A General Motors também suspendeu a produção em oito fábricas nos EUA, e prevê um aumento de cerca de US$ 3 bilhões em seus custos devido à falta de semicondutores. A fabricante tem carros prontos, aguardando os componentes para serem finalizados.
Além destas citadas, Stellantis, Nissan, Jaguar Land Rover, BMW, Hyundai (Kia) e Ford também anunciaram medidas semelhantes, que incluem redução do volume de produção ou suspensão da produção por algum período.
Tudo isso, claro, irá aumentar os preços dos carros de imediato. Mas isso não significa que a alta será permanente. Ao menos não para a maioria, afinal, a competitividade das fabricantes, quando tudo estiver normalizado, tenderá à redução dos preços.
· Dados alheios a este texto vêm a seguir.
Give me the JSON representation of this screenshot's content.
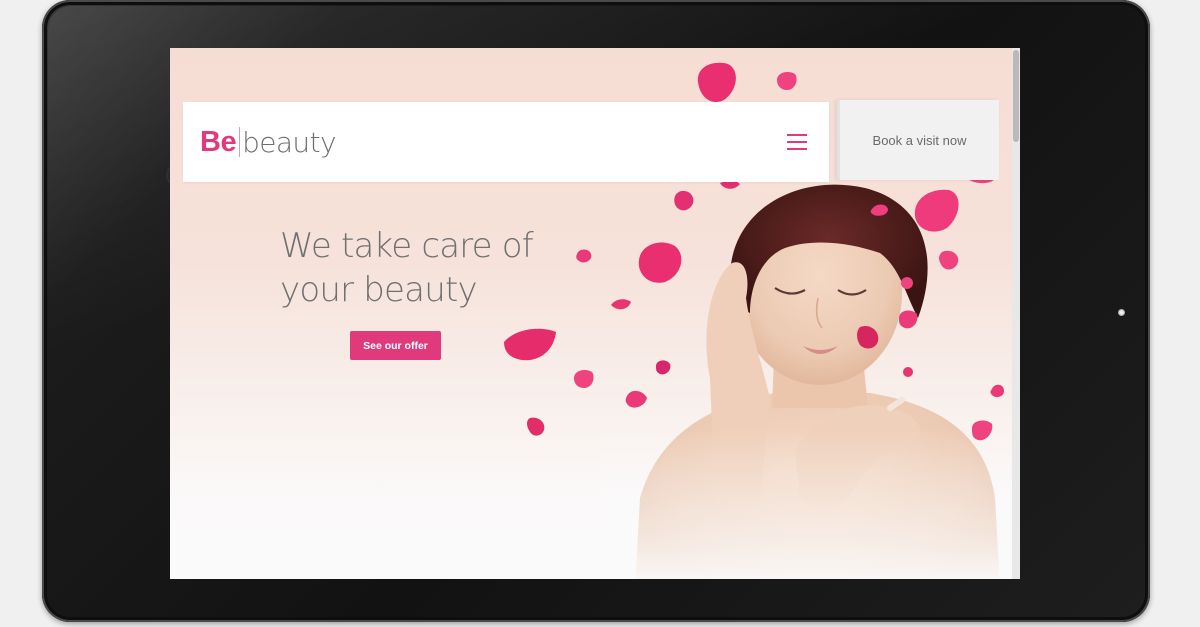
{
  "header": {
    "logo_be": "Be",
    "logo_beauty": "beauty",
    "menu_icon": "hamburger-menu-icon",
    "book_label": "Book a visit now"
  },
  "hero": {
    "headline_line1": "We take care of",
    "headline_line2": "your beauty",
    "cta_label": "See our offer"
  },
  "colors": {
    "accent": "#e03a7c",
    "petal": "#ec2b6e",
    "text": "#707070"
  }
}
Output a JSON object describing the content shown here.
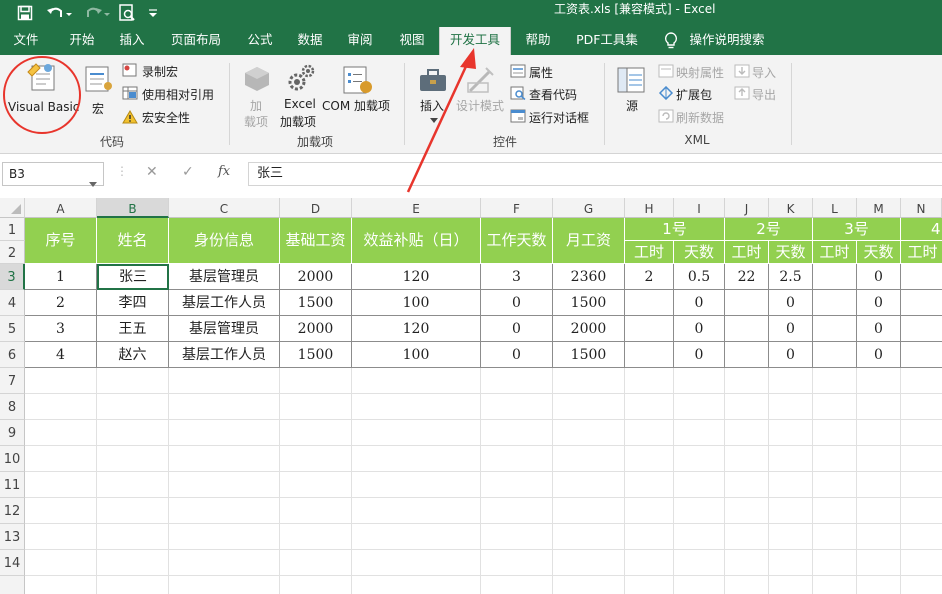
{
  "window": {
    "title": "工资表.xls  [兼容模式]  -  Excel"
  },
  "colors": {
    "excel_green": "#217346",
    "header_fill": "#92d050",
    "arrow": "#e8352c",
    "circle": "#e8352c"
  },
  "tabs": [
    "文件",
    "开始",
    "插入",
    "页面布局",
    "公式",
    "数据",
    "审阅",
    "视图",
    "开发工具",
    "帮助",
    "PDF工具集",
    "操作说明搜索"
  ],
  "ribbon": {
    "code": {
      "vb": "Visual Basic",
      "macro": "宏",
      "record": "录制宏",
      "relative": "使用相对引用",
      "security": "宏安全性",
      "group": "代码"
    },
    "addins": {
      "addin1": "加",
      "addin2": "载项",
      "excel_addin1": "Excel",
      "excel_addin2": "加载项",
      "com": "COM 加载项",
      "group": "加载项"
    },
    "controls": {
      "insert": "插入",
      "design": "设计模式",
      "props": "属性",
      "viewcode": "查看代码",
      "dialog": "运行对话框",
      "group": "控件"
    },
    "xml": {
      "source": "源",
      "map_props": "映射属性",
      "expand": "扩展包",
      "refresh": "刷新数据",
      "import": "导入",
      "export": "导出",
      "group": "XML"
    }
  },
  "formula_bar": {
    "name_box": "B3",
    "formula": "张三"
  },
  "columns": [
    "A",
    "B",
    "C",
    "D",
    "E",
    "F",
    "G",
    "H",
    "I",
    "J",
    "K",
    "L",
    "M",
    "N"
  ],
  "rows": [
    "1",
    "2",
    "3",
    "4",
    "5",
    "6",
    "7",
    "8",
    "9",
    "10",
    "11",
    "12",
    "13",
    "14"
  ],
  "headers": {
    "seq": "序号",
    "name": "姓名",
    "identity": "身份信息",
    "base": "基础工资",
    "bonus": "效益补贴（日）",
    "days": "工作天数",
    "monthly": "月工资",
    "d1": "1号",
    "d2": "2号",
    "d3": "3号",
    "d4": "4",
    "hours": "工时",
    "daycount": "天数"
  },
  "data": [
    [
      "1",
      "张三",
      "基层管理员",
      "2000",
      "120",
      "3",
      "2360",
      "2",
      "0.5",
      "22",
      "2.5",
      "",
      "0"
    ],
    [
      "2",
      "李四",
      "基层工作人员",
      "1500",
      "100",
      "0",
      "1500",
      "",
      "0",
      "",
      "0",
      "",
      "0"
    ],
    [
      "3",
      "王五",
      "基层管理员",
      "2000",
      "120",
      "0",
      "2000",
      "",
      "0",
      "",
      "0",
      "",
      "0"
    ],
    [
      "4",
      "赵六",
      "基层工作人员",
      "1500",
      "100",
      "0",
      "1500",
      "",
      "0",
      "",
      "0",
      "",
      "0"
    ]
  ]
}
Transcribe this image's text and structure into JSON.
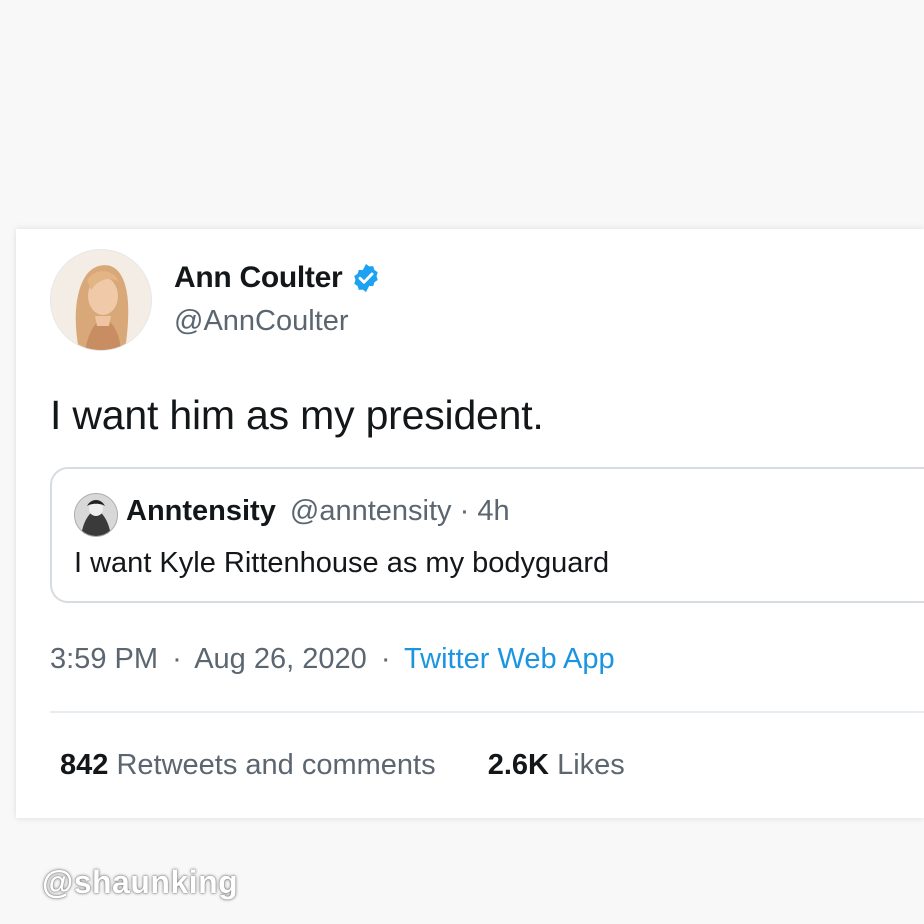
{
  "tweet": {
    "author": {
      "display_name": "Ann Coulter",
      "handle": "@AnnCoulter",
      "verified": true,
      "verified_icon": "verified-badge-icon"
    },
    "text": "I want him as my president.",
    "quoted": {
      "display_name": "Anntensity",
      "handle_time": "@anntensity · 4h",
      "text": "I want Kyle Rittenhouse as my bodyguard"
    },
    "time": "3:59 PM",
    "date": "Aug 26, 2020",
    "separator": "·",
    "source": "Twitter Web App",
    "stats": {
      "retweets_count": "842",
      "retweets_label": "Retweets and comments",
      "likes_count": "2.6K",
      "likes_label": "Likes"
    }
  },
  "watermark": "@shaunking",
  "colors": {
    "link": "#1b95e0",
    "verified": "#1da1f2",
    "secondary_text": "#5b6670",
    "primary_text": "#14171a"
  }
}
BMW e Mercedes-Benz, contudo, anunciaram que pretendem manter altos os preços de seus modelos de luxo. E eles farão isso com a limitação da oferta, algo semelhante ao que Lamborghini e Ferrari fazem atualmente — as duas marcas produzem pouco mais de 10.000 unidades por ano, somente, o que cria uma escassez forçada e valoriza os carros. Evidentemente, é preciso ter um grande valor de marca para fazer isso, o que é o caso com os modelos de alto luxo das duas fabricantes alemãs. Este movimento, apesar de ter sido trazido à tona neste momento, já vinha sendo praticado por BMW e Mercedes desde antes da pandemia.
Quando isso vai acabar?
Apesar de haver estimativas diversas sobre quando a crise dos semicondutores irá acabar, todos os analistas e executivos do mercado concordam que ela irá se arrastar por boa parte de 2022. O CEO da fabricante de semicondutores STMicro, Jean-Marc Chery, estima que a produção será estabilizada no início de 2023. O CEO da Stellantis, Carlos Tavares, afirmou que a crise “entrará em 2022 facilmente”, enquanto o CEO da Intel, Patrick Gelsinger, estima que a crise pode durar mais dois anos.
Já o professor de Administração Internacional de Negócios em Harvard, David Yoffie, estima que a demanda deve desacelerar nos próximos seis a 12 meses, mas que o equilíbrio entre oferta e demanda deverá ser atingido somente daqui a dois anos.